Menu
Libération
Jeudi polar

«Hot Springs Drive» de Lindsay Hunter : quand la maison du bonheur devient celle du malheur

Dans un roman choral, qui donne la parole à tous les protagonistes de l’histoire, l’écrivaine américaine raconte comment le désir et la jalousie peuvent pulvériser deux familles entières.
(Dmitriy Fadeev/Getty Images)
publié le 17 juillet 2025 à 7h58

Retrouvez sur cette page toute l’actualité du polar et les livres qui ont tapé dans l’œil de Libé. Et abonnez-vous à la newsletter Libé Polar en cliquant ici.

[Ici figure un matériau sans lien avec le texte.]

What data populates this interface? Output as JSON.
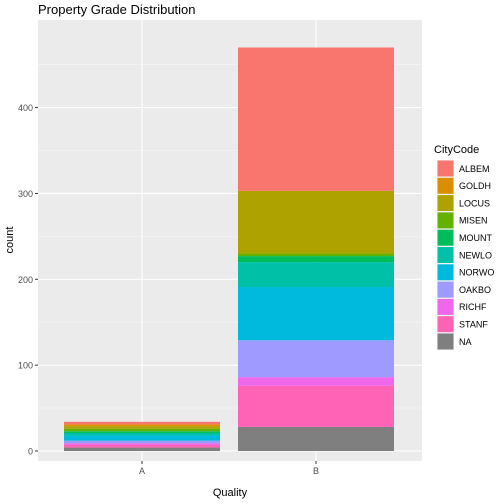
{
  "chart_data": {
    "type": "bar",
    "stacked": true,
    "title": "Property Grade Distribution",
    "xlabel": "Quality",
    "ylabel": "count",
    "categories": [
      "A",
      "B"
    ],
    "ylim": [
      0,
      500
    ],
    "yticks": [
      0,
      100,
      200,
      300,
      400
    ],
    "grid": true,
    "legend": {
      "title": "CityCode",
      "placement": "right"
    },
    "series": [
      {
        "name": "ALBEM",
        "color": "#F8766D",
        "values": [
          3,
          167
        ]
      },
      {
        "name": "GOLDH",
        "color": "#DB8E00",
        "values": [
          2,
          0
        ]
      },
      {
        "name": "LOCUS",
        "color": "#AEA200",
        "values": [
          3,
          73
        ]
      },
      {
        "name": "MISEN",
        "color": "#64B200",
        "values": [
          3,
          3
        ]
      },
      {
        "name": "MOUNT",
        "color": "#00BD5C",
        "values": [
          2,
          7
        ]
      },
      {
        "name": "NEWLO",
        "color": "#00C1A7",
        "values": [
          3,
          29
        ]
      },
      {
        "name": "NORWO",
        "color": "#00BADE",
        "values": [
          6,
          62
        ]
      },
      {
        "name": "OAKBO",
        "color": "#9E9AFF",
        "values": [
          3,
          43
        ]
      },
      {
        "name": "RICHF",
        "color": "#EF67EB",
        "values": [
          2,
          10
        ]
      },
      {
        "name": "STANF",
        "color": "#FF63B6",
        "values": [
          3,
          48
        ]
      },
      {
        "name": "NA",
        "color": "#7F7F7F",
        "values": [
          4,
          28
        ]
      }
    ]
  }
}
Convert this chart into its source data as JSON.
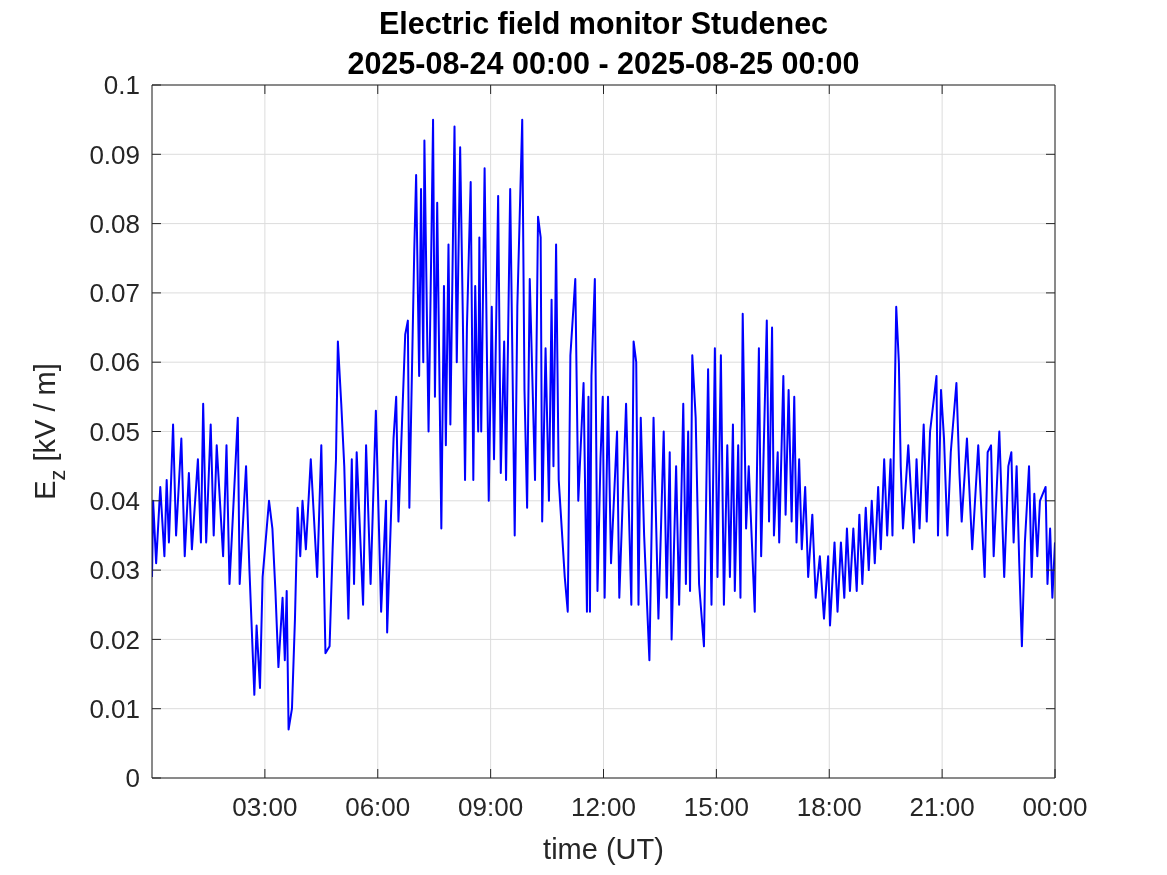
{
  "chart_data": {
    "type": "line",
    "title": "Electric field monitor Studenec",
    "subtitle": "2025-08-24 00:00 - 2025-08-25 00:00",
    "xlabel": "time (UT)",
    "ylabel": "E$_{z}$ [kV / m]",
    "x": [
      0,
      0.03,
      0.11,
      0.22,
      0.33,
      0.39,
      0.45,
      0.56,
      0.64,
      0.78,
      0.87,
      0.98,
      1.06,
      1.22,
      1.3,
      1.36,
      1.44,
      1.56,
      1.64,
      1.72,
      1.89,
      1.98,
      2.06,
      2.28,
      2.33,
      2.5,
      2.59,
      2.72,
      2.78,
      2.87,
      2.94,
      3.11,
      3.2,
      3.28,
      3.36,
      3.47,
      3.53,
      3.58,
      3.63,
      3.72,
      3.8,
      3.87,
      3.94,
      4,
      4.09,
      4.22,
      4.39,
      4.5,
      4.61,
      4.72,
      4.8,
      4.89,
      4.94,
      5.03,
      5.11,
      5.22,
      5.31,
      5.37,
      5.44,
      5.61,
      5.69,
      5.81,
      5.95,
      6.09,
      6.22,
      6.25,
      6.42,
      6.49,
      6.55,
      6.73,
      6.8,
      6.84,
      6.97,
      7.02,
      7.1,
      7.15,
      7.21,
      7.24,
      7.35,
      7.43,
      7.47,
      7.52,
      7.58,
      7.69,
      7.76,
      7.81,
      7.88,
      7.93,
      8.04,
      8.1,
      8.19,
      8.26,
      8.32,
      8.37,
      8.47,
      8.54,
      8.59,
      8.67,
      8.7,
      8.75,
      8.84,
      8.95,
      9.03,
      9.09,
      9.2,
      9.27,
      9.36,
      9.41,
      9.52,
      9.64,
      9.71,
      9.84,
      9.9,
      9.97,
      10.04,
      10.18,
      10.26,
      10.33,
      10.37,
      10.46,
      10.55,
      10.62,
      10.67,
      10.74,
      10.81,
      10.97,
      11.05,
      11.12,
      11.25,
      11.33,
      11.47,
      11.56,
      11.6,
      11.64,
      11.68,
      11.77,
      11.84,
      11.92,
      11.98,
      12.03,
      12.12,
      12.2,
      12.36,
      12.42,
      12.6,
      12.74,
      12.8,
      12.87,
      12.93,
      12.99,
      13.08,
      13.22,
      13.33,
      13.46,
      13.6,
      13.68,
      13.76,
      13.81,
      13.93,
      14.01,
      14.12,
      14.19,
      14.25,
      14.3,
      14.36,
      14.45,
      14.54,
      14.67,
      14.78,
      14.87,
      14.96,
      15.03,
      15.12,
      15.2,
      15.29,
      15.36,
      15.44,
      15.49,
      15.58,
      15.64,
      15.7,
      15.79,
      15.86,
      16.02,
      16.13,
      16.19,
      16.34,
      16.4,
      16.48,
      16.53,
      16.63,
      16.67,
      16.78,
      16.84,
      16.92,
      17,
      17.07,
      17.13,
      17.2,
      17.27,
      17.36,
      17.44,
      17.55,
      17.64,
      17.75,
      17.86,
      17.97,
      18.02,
      18.14,
      18.22,
      18.31,
      18.4,
      18.47,
      18.55,
      18.64,
      18.73,
      18.8,
      18.88,
      18.97,
      19.05,
      19.13,
      19.21,
      19.3,
      19.37,
      19.46,
      19.54,
      19.63,
      19.68,
      19.78,
      19.85,
      19.9,
      19.96,
      20.1,
      20.25,
      20.32,
      20.4,
      20.51,
      20.59,
      20.68,
      20.85,
      20.89,
      20.97,
      21.05,
      21.14,
      21.23,
      21.38,
      21.46,
      21.52,
      21.66,
      21.8,
      21.96,
      22.13,
      22.21,
      22.3,
      22.37,
      22.52,
      22.65,
      22.76,
      22.84,
      22.9,
      22.98,
      23.05,
      23.12,
      23.2,
      23.31,
      23.38,
      23.45,
      23.53,
      23.6,
      23.75,
      23.8,
      23.87,
      23.93,
      24
    ],
    "values": [
      0.029,
      0.04,
      0.031,
      0.042,
      0.032,
      0.043,
      0.034,
      0.051,
      0.035,
      0.049,
      0.032,
      0.044,
      0.033,
      0.046,
      0.034,
      0.054,
      0.034,
      0.051,
      0.035,
      0.048,
      0.032,
      0.048,
      0.028,
      0.052,
      0.028,
      0.045,
      0.03,
      0.012,
      0.022,
      0.013,
      0.029,
      0.04,
      0.036,
      0.027,
      0.016,
      0.026,
      0.017,
      0.027,
      0.007,
      0.01,
      0.023,
      0.039,
      0.032,
      0.04,
      0.033,
      0.046,
      0.029,
      0.048,
      0.018,
      0.019,
      0.033,
      0.046,
      0.063,
      0.054,
      0.045,
      0.023,
      0.046,
      0.028,
      0.047,
      0.025,
      0.048,
      0.028,
      0.053,
      0.024,
      0.04,
      0.021,
      0.049,
      0.055,
      0.037,
      0.064,
      0.066,
      0.039,
      0.076,
      0.087,
      0.058,
      0.085,
      0.06,
      0.092,
      0.05,
      0.079,
      0.095,
      0.055,
      0.083,
      0.036,
      0.071,
      0.048,
      0.077,
      0.051,
      0.094,
      0.06,
      0.091,
      0.067,
      0.043,
      0.065,
      0.086,
      0.043,
      0.071,
      0.05,
      0.078,
      0.05,
      0.088,
      0.04,
      0.068,
      0.046,
      0.084,
      0.044,
      0.063,
      0.043,
      0.085,
      0.035,
      0.068,
      0.095,
      0.056,
      0.039,
      0.072,
      0.043,
      0.081,
      0.078,
      0.037,
      0.062,
      0.04,
      0.069,
      0.045,
      0.077,
      0.043,
      0.029,
      0.024,
      0.061,
      0.072,
      0.04,
      0.057,
      0.024,
      0.055,
      0.024,
      0.058,
      0.072,
      0.027,
      0.046,
      0.055,
      0.026,
      0.055,
      0.031,
      0.05,
      0.026,
      0.054,
      0.025,
      0.063,
      0.06,
      0.025,
      0.052,
      0.035,
      0.017,
      0.052,
      0.023,
      0.05,
      0.026,
      0.047,
      0.02,
      0.045,
      0.025,
      0.054,
      0.028,
      0.05,
      0.027,
      0.061,
      0.052,
      0.028,
      0.019,
      0.059,
      0.025,
      0.062,
      0.029,
      0.061,
      0.025,
      0.048,
      0.029,
      0.051,
      0.027,
      0.048,
      0.026,
      0.067,
      0.036,
      0.045,
      0.024,
      0.062,
      0.032,
      0.066,
      0.037,
      0.065,
      0.035,
      0.047,
      0.034,
      0.058,
      0.038,
      0.056,
      0.037,
      0.055,
      0.034,
      0.046,
      0.033,
      0.042,
      0.029,
      0.038,
      0.026,
      0.032,
      0.023,
      0.032,
      0.022,
      0.034,
      0.024,
      0.034,
      0.026,
      0.036,
      0.027,
      0.036,
      0.027,
      0.038,
      0.028,
      0.039,
      0.03,
      0.04,
      0.031,
      0.042,
      0.033,
      0.046,
      0.035,
      0.046,
      0.035,
      0.068,
      0.06,
      0.045,
      0.036,
      0.048,
      0.034,
      0.046,
      0.036,
      0.051,
      0.037,
      0.05,
      0.058,
      0.035,
      0.056,
      0.049,
      0.035,
      0.047,
      0.057,
      0.044,
      0.037,
      0.049,
      0.033,
      0.048,
      0.029,
      0.047,
      0.048,
      0.032,
      0.05,
      0.029,
      0.045,
      0.047,
      0.034,
      0.045,
      0.031,
      0.019,
      0.034,
      0.045,
      0.029,
      0.041,
      0.032,
      0.04,
      0.042,
      0.028,
      0.036,
      0.026,
      0.034
    ],
    "color": "#0000ff",
    "marker": "none",
    "line_style": "solid",
    "xlim": [
      0,
      24
    ],
    "xticks": [
      {
        "value": 3,
        "label": "03:00"
      },
      {
        "value": 6,
        "label": "06:00"
      },
      {
        "value": 9,
        "label": "09:00"
      },
      {
        "value": 12,
        "label": "12:00"
      },
      {
        "value": 15,
        "label": "15:00"
      },
      {
        "value": 18,
        "label": "18:00"
      },
      {
        "value": 21,
        "label": "21:00"
      },
      {
        "value": 24,
        "label": "00:00"
      }
    ],
    "ylim": [
      0,
      0.1
    ],
    "yticks": [
      0,
      0.01,
      0.02,
      0.03,
      0.04,
      0.05,
      0.06,
      0.07,
      0.08,
      0.09,
      0.1
    ],
    "grid": true
  }
}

C’est un drôle de thriller psychologique dans lequel on entre sans trop savoir où l’on va, décontenancé par la profusion de personnages et de voix, chaque paragraphe donnant la parole à une personne différente s’exprimant sur la maison de Hot Springs Drive, et que l’on finit en tournant frénétiquement les pages tant l’intrigue est captivante. Tout part de la maison, donc. «Elle n’avait rien demandé, cette maison. Ni ce qui s’y produisit ni ce qu’elle fut forcée de contenir – les échos qu’elle dut étouffer, le liquide gluant qu’elle dut absorber. Ce n’était qu’une maison, une collection de pièces, un espace divisé», écrit la romancière américaine Lindsey Hunter. Et pourtant dans cette collection de pièces, l’horreur va se produire.

Il faut dire d’abord que cette maison, habitée par Theresa, son mari Adam et leur fille Cecilia que l’on appelle Cece, n’est pas isolée. A ses côtés, séparée par un simple muret, se tient une autre maison, habitée par les meilleurs amis de Theresa et Adam : Jackie, son mari Nick et leurs quatre garçons, Douglas, Jayson, Nathan et Sammy. Jackie a rencontré Theresa à la maternité alors qu’elles venaient toutes deux d’accoucher, l’une de Cece, l’autre de Jayson. Elle a tout de suite été attirée par l’aura de bonheur simple qui entourait Theresa. «Un jour, son mari a apporté des ballons ; un autre une boîte de chocolats. Je l’ai regardé l’embrasser sur le front, tenir le bébé comme un bouquet de fleurs, le lui rendre. Une onde de chaleur m’a parcouru tout le corps, jusqu’aux jambes. J’ai repensé au temps où Nick ne savait pas tenir un bébé.» Jackie, elle, ne ressent qu’une immense lassitude, elle ne sait pas y faire avec les enfants, elle est foutraque, elle se sent grosse. Elle se voit comme une mauvaise mère alors que Theresa, elle, est une bonne mère. Elle rêve d’absorber un peu de la félicité de sa voisine de chambre.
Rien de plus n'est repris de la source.